"Brukselski spektakl dla zaproszonych"
"Brukselski teatr tylko dla zaproszonych",
"Kłótnie o pieniądze podzieliły Europę", "Wielka Brytania
zablokowała szczyt EU nt. budżetu" - to tylko niektóre z tytułów w
czeskich mediach komentujących brukselski szczyt Unii Europejskiej.
18.06.2005 | aktual.: 18.06.2005 13:22
"Eurokonstytucja to nie jest Terry Schiavo z nieodwracalnie uszkodzonym mózgiem, która znalazła się w stanie śpiączki. Unijna konstytucja jest martwa, a jeśli w ogóle ma istnieć - to musi mieć zupełnie inny kształt i powstawać w zupełnie innych warunkach. Europejscy przywódcy pozostawili ją jednak podłączoną do aparatury. Możliwe, że ratują w ten sposób swoje głowy, ale nie głowy Europejczyków" - napisał największy czeski dziennik "Mlada Fronta Dnes".
Zdaniem gazety, równie bezsensowne podejście zaprezentowali europejscy przywódcy do przyszłego budżetu UE. "Wszyscy np. wiedzą, że dotacje dla rolnictwa (pożerające tylko w tym roku 46 proc. wszystkich pieniędzy) trzeba zasadniczo ograniczyć. Ale do niczego takiego w najbliższym czasie nie dojdzie.
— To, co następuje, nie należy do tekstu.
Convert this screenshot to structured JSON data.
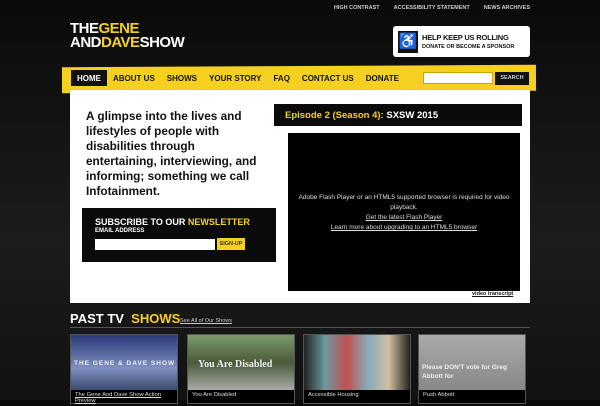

Dlatego też wczorajsze targi dotyczące budżetu nie były jakąś wielką debatą o rzeczywiście potrzebnych zmianach" - stwierdził komentator "MF Dnes".
Jego zdaniem, do takich zmian dojdzie dopiero wtedy, kiedy Unia ostatecznie zdecyduje się na szerokie kroki reformatorskie, dotyczące podatków czy systemów emerytalnych. "Nadejdą one, gdy Stary Kontynent ostatecznie przestanie bawić się w przeciwwagę Ameryki i powróci do silniejszego sojuszu transatlantyckiego" - dodał dziennik.
"Szczyt w Brukseli stał się znów raczej jedynie przedstawieniem teatralnym, w którym politycy grają jedynie dla siebie" - napisała "MF Dnes".
"Europejscy politycy w Brukseli niestety znów uwierzyli, że ich marzenia są rzeczywistością" - napisał dziennik, dodając, że chociaż czas na zmiany jeszcze jest - to zmian takich od współczesnych europejskich elit politycznych zapewne już się nie doczekamy.